Novel Partnerships Help National Parks Address Maintenance Backlog

Leasing historic sites funds needed repairs and visitors benefit

Novel Partnerships Help National Parks Address Maintenance Backlog
This 19th-century barn, a historic National Park Service structure, was converted into a Montessori school.
Montessori Children’s House of Valley Forge

Members of a congressional committee plan to travel to Hot Springs National Park in Arkansas on Sept. 17 to examine firsthand how the practice of historic leasing can improve the visitor experience at national parks and address deferred maintenance.

With the National Park Service (NPS) facing a maintenance backlog estimated at $11.6 billion, the agency must look to a variety of solutions to tackle repairs. In some cases, companies and organizations have leased NPS buildings and property, agreeing to restore aspects of those assets. Historic leasing brings private dollars to preserving NPS buildings that these groups then use as schools, hotels, and, in one case, a brewery.

Here are three examples of how repurposing the NPS historic buildings is helping address its maintenance backlog.

The Montessori school, in a converted barn, sits on 3.5 acres in Pennsylvania’s Valley Forge National Historical Park.
Montessori Children’s House of Valley Forge

Pennsylvania park gains funding through a bucolic preschool

The preschoolers at Montessori Children’s House of Valley Forge have an idyllic setting for their classroom—a renovated farmhouse and barn in Pennsylvania’s Valley Forge National Historical Park. In 2005, the school approached NPS about leasing the 3.5 acres. The school covered the property’s overhaul costs in exchange for a long-term lease and opened to students in February 2010. Renovations included remodeling a 19th-century home—it’s now a library and parent meeting room—and transforming a vacant barn with years of deferred maintenance into a six-classroom schoolhouse.
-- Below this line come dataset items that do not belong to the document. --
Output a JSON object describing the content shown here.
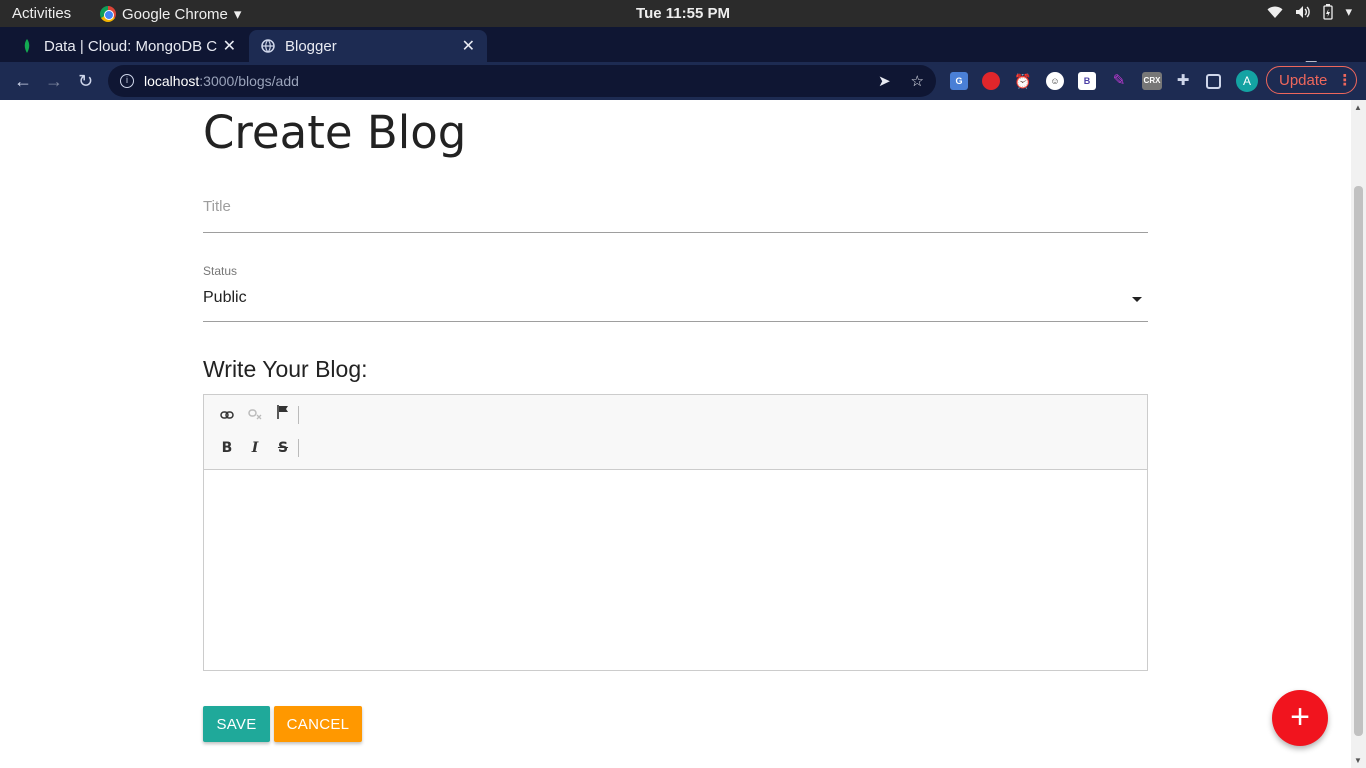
{
  "system_bar": {
    "activities": "Activities",
    "app_name": "Google Chrome",
    "clock": "Tue 11:55 PM"
  },
  "tabs": [
    {
      "title": "Data | Cloud: MongoDB Cl",
      "active": false
    },
    {
      "title": "Blogger",
      "active": true
    }
  ],
  "address_bar": {
    "host": "localhost",
    "path": ":3000/blogs/add"
  },
  "browser": {
    "profile_initial": "A",
    "update_label": "Update",
    "extensions": [
      "G",
      "",
      "",
      "",
      "B",
      "",
      "CRX",
      ""
    ]
  },
  "page": {
    "title": "Create Blog",
    "title_field": {
      "placeholder": "Title",
      "value": ""
    },
    "status": {
      "label": "Status",
      "selected": "Public"
    },
    "editor_label": "Write Your Blog:",
    "save_label": "SAVE",
    "cancel_label": "CANCEL",
    "fab_label": "+"
  },
  "colors": {
    "save": "#1fa99a",
    "cancel": "#ff9800",
    "fab": "#f1141e",
    "update": "#ee675c"
  }
}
The Superior Bathhouse Brewery still has some of the iconic features of the original bathhouse.
Superior Bathhouse Brewery

Historic lease turns bathhouse into brewery

Hot Springs, Arkansas, has been a relaxing, popular, and celebrated place to soak and vacation since the 1800s, earning the nickname The American Spa. Hot Springs National Park was established in 1921 and, as it approaches its 100th anniversary, is showing its age, with unfunded repairs that forced NPS to close many of the park’s ornate bathhouses. But historic leasing created an opportunity for an innovative solution: In 2013, Rose Schweikhart entered into a lease to transform one old bathhouse into Superior Bathhouse Brewery, which uses the 144-degree local water in its libations—the only brewery in the world to craft beer using hot springs. Superior is the first of its kind in a U.S. national park and is providing something more valuable than beer: revenue for the local community.

The leasing arrangement preserved the historic building, which had been vacant for 30 years, and addressed deferred maintenance in the process.
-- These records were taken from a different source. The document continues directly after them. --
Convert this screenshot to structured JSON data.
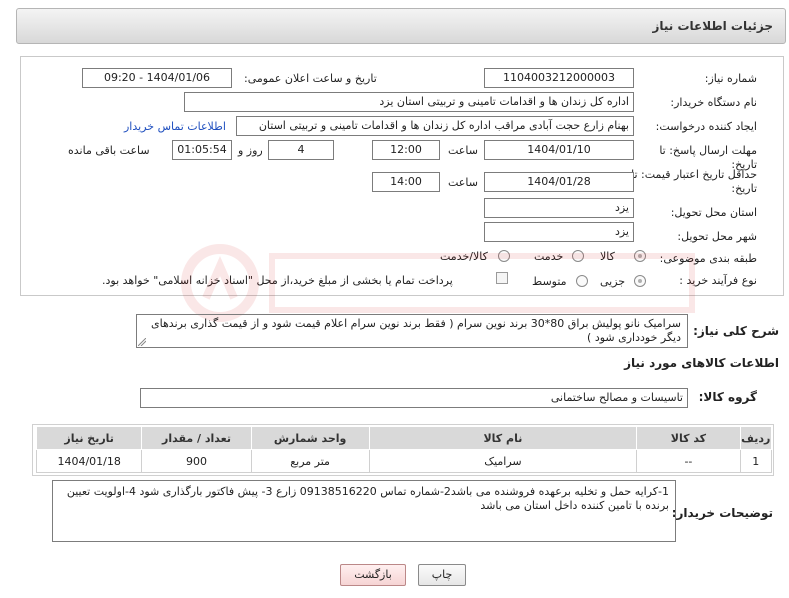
{
  "header": {
    "title": "جزئیات اطلاعات نیاز"
  },
  "fields": {
    "need_number_label": "شماره نیاز:",
    "need_number": "1104003212000003",
    "announce_label": "تاریخ و ساعت اعلان عمومی:",
    "announce_value": "1404/01/06 - 09:20",
    "buyer_label": "نام دستگاه خریدار:",
    "buyer_value": "اداره کل زندان ها و اقدامات تامینی و تربیتی استان یزد",
    "creator_label": "ایجاد کننده درخواست:",
    "creator_value": "بهنام زارع حجت آبادی مراقب اداره کل زندان ها و اقدامات تامینی و تربیتی استان",
    "buyer_contact_link": "اطلاعات تماس خریدار",
    "deadline_label_1": "مهلت ارسال پاسخ: تا",
    "deadline_label_2": "تاریخ:",
    "deadline_date": "1404/01/10",
    "time_label": "ساعت",
    "deadline_time": "12:00",
    "days_value": "4",
    "days_label": "روز و",
    "remaining_value": "01:05:54",
    "remaining_label": "ساعت باقی مانده",
    "validity_label_1": "حداقل تاریخ اعتبار قیمت: تا",
    "validity_label_2": "تاریخ:",
    "validity_date": "1404/01/28",
    "validity_time_label": "ساعت",
    "validity_time": "14:00",
    "province_label": "استان محل تحویل:",
    "province_value": "یزد",
    "city_label": "شهر محل تحویل:",
    "city_value": "یزد",
    "category_label": "طبقه بندی موضوعی:",
    "category_options": [
      "کالا",
      "خدمت",
      "کالا/خدمت"
    ],
    "purchase_label": "نوع فرآیند خرید :",
    "purchase_options": [
      "جزیی",
      "متوسط"
    ],
    "payment_text": "پرداخت تمام یا بخشی از مبلغ خرید،از محل \"اسناد خزانه اسلامی\" خواهد بود."
  },
  "description": {
    "label": "شرح کلی نیاز:",
    "value": "سرامیک نانو پولیش براق 80*30 برند نوین سرام ( فقط برند نوین سرام اعلام قیمت شود و از قیمت گذاری برندهای دیگر خودداری شود )"
  },
  "goods": {
    "section_title": "اطلاعات کالاهای مورد نیاز",
    "group_label": "گروه کالا:",
    "group_value": "تاسیسات و مصالح ساختمانی",
    "columns": [
      "ردیف",
      "کد کالا",
      "نام کالا",
      "واحد شمارش",
      "تعداد / مقدار",
      "تاریخ نیاز"
    ],
    "rows": [
      [
        "1",
        "--",
        "سرامیک",
        "متر مربع",
        "900",
        "1404/01/18"
      ]
    ]
  },
  "buyer_notes": {
    "label": "توضیحات خریدار:",
    "value": "1-کرایه حمل و تخلیه برعهده فروشنده می باشد2-شماره تماس 09138516220 زارع 3- پیش فاکتور بارگذاری شود 4-اولویت تعیین برنده با تامین کننده داخل استان می باشد"
  },
  "buttons": {
    "print": "چاپ",
    "back": "بازگشت"
  },
  "colors": {
    "link": "#1f4fbf",
    "header_bg": "#d8d8d8",
    "table_header_bg": "#d9d9d9"
  }
}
The former Del Monte cannery and warehouse is now a 252-room hotel that overlooks the Golden Gate Bridge.
Pebblebrook Hotel Trust

Partnership transforms warehouse into a boutique hotel

The Argonaut Hotel fronts the bay at the San Francisco Maritime National Historical Park in the Golden Gate City. A historic lease led to a 100-year-old warehouse being converted into the hotel. Seated on the waterfront between Fisherman’s Wharf and Ghirardelli Chocolate Co., it was once the Del Monte Cannery—the world’s largest fruit and vegetable factory at the time—and more recently was used by NPS to store nautical gear.

As part of the deal with NPS, the hotel owners addressed the deferred maintenance issues. The Argonaut opened in August 2003 and houses the park’s visitor center and a museum.

More than 47 percent of the assets on NPS’ deferred maintenance list are historic, according to 2017 data from the agency. Historic leasing, tailored to individual sites, can be an essential tool to help NPS respond to its maintenance backlog.

Marcia Argust directs The Pew Charitable Trusts’ campaign to restore America’s parks.